Singing with others generates togetherness, community. I think that is why heaven is said to be occupied by a heavenly choir and angels sing around God’s throne. But the music of heaven, like music on earth, is something that has to be learnt and practised. We have to discover how to hold our notes, follow a beat, listen to one another. The Christian life is not a solitary walk with a solitary God, it is an ever deepening pilgrimage in company with others. And this is why, I think, Jesus spent so much time teaching and encouraging his disciples and the crowds that followed him together. When Jesus asked his disciples ‘Who do you say that I am?’ and Peter made his famous answer: ‘You are the Messiah’ he said it in the hearing of the rest of the disciples. He had been walking along with Jesus, he had picked up the rhythm of his speaking and his walking, the question and the answer, and it all fitted into place.

But when Jesus went on, as the Gospel says, ‘quite openly’ talking about the suffering and rejection that he would suffer as Messiah, Peter actually broke the rhythm of the walk and the conversation, and as we hear, ‘took Jesus aside and began to rebuke him’. He wanted his own private Jesus, his own little solo, he didn’t want to share in the suffering that lay ahead. Singing is one way in which we face up to the demands of life and the realities of Christian discipleship in which we are conformed to Christ. We learn to lay our little part in a greater whole, to find our unique voice and to discover how it blends with others.

Here in the cathedral the choir sing a lot of polyphony, that style of singing in which individual voices singing individual parts are blended into a whole. Much polyphonic music is structured around what is called a Cantus Firmus, the ‘steady song’ which is held at the heart of the harmony. And each individual part is orientated to the Cantus Firmus.

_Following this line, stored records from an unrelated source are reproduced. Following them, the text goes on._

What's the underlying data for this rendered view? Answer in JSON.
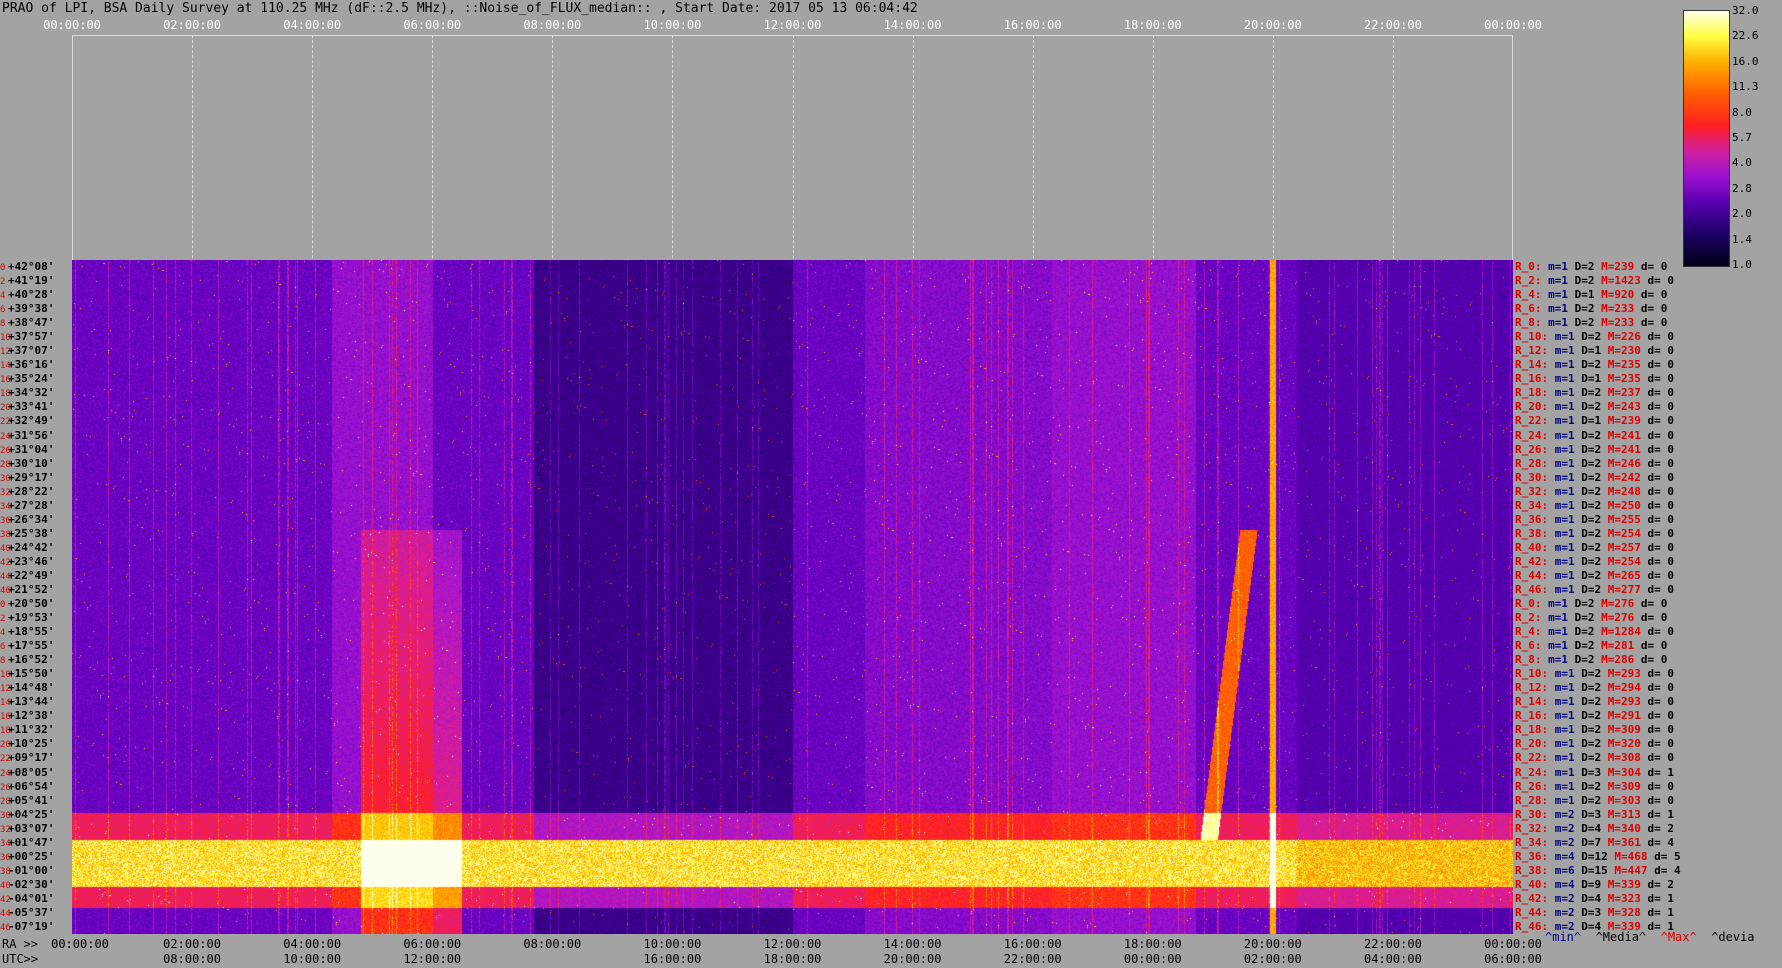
{
  "title": "PRAO of LPI, BSA Daily Survey at 110.25 MHz (dF::2.5 MHz), ::Noise_of_FLUX_median:: , Start Date: 2017 05 13 06:04:42",
  "top_ticks": [
    "00:00:00",
    "02:00:00",
    "04:00:00",
    "06:00:00",
    "08:00:00",
    "10:00:00",
    "12:00:00",
    "14:00:00",
    "16:00:00",
    "18:00:00",
    "20:00:00",
    "22:00:00",
    "00:00:00"
  ],
  "ra_prefix": "RA >>",
  "ra_ticks": [
    "00:00:00",
    "02:00:00",
    "04:00:00",
    "06:00:00",
    "08:00:00",
    "10:00:00",
    "12:00:00",
    "14:00:00",
    "16:00:00",
    "18:00:00",
    "20:00:00",
    "22:00:00",
    "00:00:00"
  ],
  "utc_prefix": "UTC>>",
  "utc_ticks": [
    "08:00:00",
    "10:00:00",
    "12:00:00",
    "16:00:00",
    "18:00:00",
    "20:00:00",
    "22:00:00",
    "00:00:00",
    "02:00:00",
    "04:00:00",
    "06:00:00"
  ],
  "colorbar_labels": [
    "32.0",
    "22.6",
    "16.0",
    "11.3",
    "8.0",
    "5.7",
    "4.0",
    "2.8",
    "2.0",
    "1.4",
    "1.0"
  ],
  "legend": {
    "min": "^min^",
    "media": "^Media^",
    "max": "^Max^",
    "devia": "^devia"
  },
  "declinations": [
    {
      "i": "0",
      "d": "+42°08'"
    },
    {
      "i": "2",
      "d": "+41°19'"
    },
    {
      "i": "4",
      "d": "+40°28'"
    },
    {
      "i": "6",
      "d": "+39°38'"
    },
    {
      "i": "8",
      "d": "+38°47'"
    },
    {
      "i": "10",
      "d": "+37°57'"
    },
    {
      "i": "12",
      "d": "+37°07'"
    },
    {
      "i": "14",
      "d": "+36°16'"
    },
    {
      "i": "16",
      "d": "+35°24'"
    },
    {
      "i": "18",
      "d": "+34°32'"
    },
    {
      "i": "20",
      "d": "+33°41'"
    },
    {
      "i": "22",
      "d": "+32°49'"
    },
    {
      "i": "24",
      "d": "+31°56'"
    },
    {
      "i": "26",
      "d": "+31°04'"
    },
    {
      "i": "28",
      "d": "+30°10'"
    },
    {
      "i": "30",
      "d": "+29°17'"
    },
    {
      "i": "32",
      "d": "+28°22'"
    },
    {
      "i": "34",
      "d": "+27°28'"
    },
    {
      "i": "36",
      "d": "+26°34'"
    },
    {
      "i": "38",
      "d": "+25°38'"
    },
    {
      "i": "40",
      "d": "+24°42'"
    },
    {
      "i": "42",
      "d": "+23°46'"
    },
    {
      "i": "44",
      "d": "+22°49'"
    },
    {
      "i": "46",
      "d": "+21°52'"
    },
    {
      "i": "0",
      "d": "+20°50'"
    },
    {
      "i": "2",
      "d": "+19°53'"
    },
    {
      "i": "4",
      "d": "+18°55'"
    },
    {
      "i": "6",
      "d": "+17°55'"
    },
    {
      "i": "8",
      "d": "+16°52'"
    },
    {
      "i": "10",
      "d": "+15°50'"
    },
    {
      "i": "12",
      "d": "+14°48'"
    },
    {
      "i": "14",
      "d": "+13°44'"
    },
    {
      "i": "16",
      "d": "+12°38'"
    },
    {
      "i": "18",
      "d": "+11°32'"
    },
    {
      "i": "20",
      "d": "+10°25'"
    },
    {
      "i": "22",
      "d": "+09°17'"
    },
    {
      "i": "24",
      "d": "+08°05'"
    },
    {
      "i": "26",
      "d": "+06°54'"
    },
    {
      "i": "28",
      "d": "+05°41'"
    },
    {
      "i": "30",
      "d": "+04°25'"
    },
    {
      "i": "32",
      "d": "+03°07'"
    },
    {
      "i": "34",
      "d": "+01°47'"
    },
    {
      "i": "36",
      "d": "+00°25'"
    },
    {
      "i": "38",
      "d": "-01°00'"
    },
    {
      "i": "40",
      "d": "-02°30'"
    },
    {
      "i": "42",
      "d": "-04°01'"
    },
    {
      "i": "44",
      "d": "-05°37'"
    },
    {
      "i": "46",
      "d": "-07°19'"
    }
  ],
  "stats": [
    {
      "r": "R_0:",
      "n": "m=1",
      "d": "D=2",
      "m": "M=239",
      "k": "d= 0"
    },
    {
      "r": "R_2:",
      "n": "m=1",
      "d": "D=2",
      "m": "M=1423",
      "k": "d= 0"
    },
    {
      "r": "R_4:",
      "n": "m=1",
      "d": "D=1",
      "m": "M=920",
      "k": "d= 0"
    },
    {
      "r": "R_6:",
      "n": "m=1",
      "d": "D=2",
      "m": "M=233",
      "k": "d= 0"
    },
    {
      "r": "R_8:",
      "n": "m=1",
      "d": "D=2",
      "m": "M=233",
      "k": "d= 0"
    },
    {
      "r": "R_10:",
      "n": "m=1",
      "d": "D=2",
      "m": "M=226",
      "k": "d= 0"
    },
    {
      "r": "R_12:",
      "n": "m=1",
      "d": "D=1",
      "m": "M=230",
      "k": "d= 0"
    },
    {
      "r": "R_14:",
      "n": "m=1",
      "d": "D=2",
      "m": "M=235",
      "k": "d= 0"
    },
    {
      "r": "R_16:",
      "n": "m=1",
      "d": "D=1",
      "m": "M=235",
      "k": "d= 0"
    },
    {
      "r": "R_18:",
      "n": "m=1",
      "d": "D=2",
      "m": "M=237",
      "k": "d= 0"
    },
    {
      "r": "R_20:",
      "n": "m=1",
      "d": "D=2",
      "m": "M=243",
      "k": "d= 0"
    },
    {
      "r": "R_22:",
      "n": "m=1",
      "d": "D=1",
      "m": "M=239",
      "k": "d= 0"
    },
    {
      "r": "R_24:",
      "n": "m=1",
      "d": "D=2",
      "m": "M=241",
      "k": "d= 0"
    },
    {
      "r": "R_26:",
      "n": "m=1",
      "d": "D=2",
      "m": "M=241",
      "k": "d= 0"
    },
    {
      "r": "R_28:",
      "n": "m=1",
      "d": "D=2",
      "m": "M=246",
      "k": "d= 0"
    },
    {
      "r": "R_30:",
      "n": "m=1",
      "d": "D=2",
      "m": "M=242",
      "k": "d= 0"
    },
    {
      "r": "R_32:",
      "n": "m=1",
      "d": "D=2",
      "m": "M=248",
      "k": "d= 0"
    },
    {
      "r": "R_34:",
      "n": "m=1",
      "d": "D=2",
      "m": "M=250",
      "k": "d= 0"
    },
    {
      "r": "R_36:",
      "n": "m=1",
      "d": "D=2",
      "m": "M=255",
      "k": "d= 0"
    },
    {
      "r": "R_38:",
      "n": "m=1",
      "d": "D=2",
      "m": "M=254",
      "k": "d= 0"
    },
    {
      "r": "R_40:",
      "n": "m=1",
      "d": "D=2",
      "m": "M=257",
      "k": "d= 0"
    },
    {
      "r": "R_42:",
      "n": "m=1",
      "d": "D=2",
      "m": "M=254",
      "k": "d= 0"
    },
    {
      "r": "R_44:",
      "n": "m=1",
      "d": "D=2",
      "m": "M=265",
      "k": "d= 0"
    },
    {
      "r": "R_46:",
      "n": "m=1",
      "d": "D=2",
      "m": "M=277",
      "k": "d= 0"
    },
    {
      "r": "R_0:",
      "n": "m=1",
      "d": "D=2",
      "m": "M=276",
      "k": "d= 0"
    },
    {
      "r": "R_2:",
      "n": "m=1",
      "d": "D=2",
      "m": "M=276",
      "k": "d= 0"
    },
    {
      "r": "R_4:",
      "n": "m=1",
      "d": "D=2",
      "m": "M=1284",
      "k": "d= 0"
    },
    {
      "r": "R_6:",
      "n": "m=1",
      "d": "D=2",
      "m": "M=281",
      "k": "d= 0"
    },
    {
      "r": "R_8:",
      "n": "m=1",
      "d": "D=2",
      "m": "M=286",
      "k": "d= 0"
    },
    {
      "r": "R_10:",
      "n": "m=1",
      "d": "D=2",
      "m": "M=293",
      "k": "d= 0"
    },
    {
      "r": "R_12:",
      "n": "m=1",
      "d": "D=2",
      "m": "M=294",
      "k": "d= 0"
    },
    {
      "r": "R_14:",
      "n": "m=1",
      "d": "D=2",
      "m": "M=293",
      "k": "d= 0"
    },
    {
      "r": "R_16:",
      "n": "m=1",
      "d": "D=2",
      "m": "M=291",
      "k": "d= 0"
    },
    {
      "r": "R_18:",
      "n": "m=1",
      "d": "D=2",
      "m": "M=309",
      "k": "d= 0"
    },
    {
      "r": "R_20:",
      "n": "m=1",
      "d": "D=2",
      "m": "M=320",
      "k": "d= 0"
    },
    {
      "r": "R_22:",
      "n": "m=1",
      "d": "D=2",
      "m": "M=308",
      "k": "d= 0"
    },
    {
      "r": "R_24:",
      "n": "m=1",
      "d": "D=3",
      "m": "M=304",
      "k": "d= 1"
    },
    {
      "r": "R_26:",
      "n": "m=1",
      "d": "D=2",
      "m": "M=309",
      "k": "d= 0"
    },
    {
      "r": "R_28:",
      "n": "m=1",
      "d": "D=2",
      "m": "M=303",
      "k": "d= 0"
    },
    {
      "r": "R_30:",
      "n": "m=2",
      "d": "D=3",
      "m": "M=313",
      "k": "d= 1"
    },
    {
      "r": "R_32:",
      "n": "m=2",
      "d": "D=4",
      "m": "M=340",
      "k": "d= 2"
    },
    {
      "r": "R_34:",
      "n": "m=2",
      "d": "D=7",
      "m": "M=361",
      "k": "d= 4"
    },
    {
      "r": "R_36:",
      "n": "m=4",
      "d": "D=12",
      "m": "M=468",
      "k": "d= 5"
    },
    {
      "r": "R_38:",
      "n": "m=6",
      "d": "D=15",
      "m": "M=447",
      "k": "d= 4"
    },
    {
      "r": "R_40:",
      "n": "m=4",
      "d": "D=9",
      "m": "M=339",
      "k": "d= 2"
    },
    {
      "r": "R_42:",
      "n": "m=2",
      "d": "D=4",
      "m": "M=323",
      "k": "d= 1"
    },
    {
      "r": "R_44:",
      "n": "m=2",
      "d": "D=3",
      "m": "M=328",
      "k": "d= 1"
    },
    {
      "r": "R_46:",
      "n": "m=2",
      "d": "D=4",
      "m": "M=339",
      "k": "d= 1"
    }
  ],
  "colors": {
    "background": "#a3a3a3",
    "plot_dark": "#140038",
    "max_label": "#e00000",
    "index_label": "#000080"
  }
}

So we can think of Christ as that steady song, the one who speaks of life as pilgrimage, as thankfulness, yes, but also of loneliness, temptation, suffering and death. The song, the steady song has its passages of anguish and desolation which touch the wounded places in our hearts and in our experience. But then the song also takes us to victory, vindication, resurrection, heaven.

And all the time the Gospel speaks to this. ‘Those who want to save their life will lose it, and those who lose their live for my sake and for the sake of the Gospel will save it.’ Peter wanted to save his life – he had to learn that there is no short cut to heaven, no private route out of this suffering world. We are all in it together. In the weekend when we are remembering twenty years since 9/11 we should let our prayers and our singing align us to the suffering of our world, and its hopes, opening our hearts to compassion and the search for justice, to the Christ who calls us ever deeper into his sorrows, ever higher into his purposes of love.

So - and I say this especially to our new Choral scholars, organ scholar and our new choristers - this commitment of yours is not only to singing for your own pleasure and gain, or for the enjoyment and edification of others: it is the beginning of a deeper immersion into Christian life and faith. As you share your talent with all of us, so we welcome you to share our journey with Christ. So let your ears be open to hear the song of Christ, the strong song, the steady song, and let your lips be always open, morning by morning, evening by evening, to sing his praise.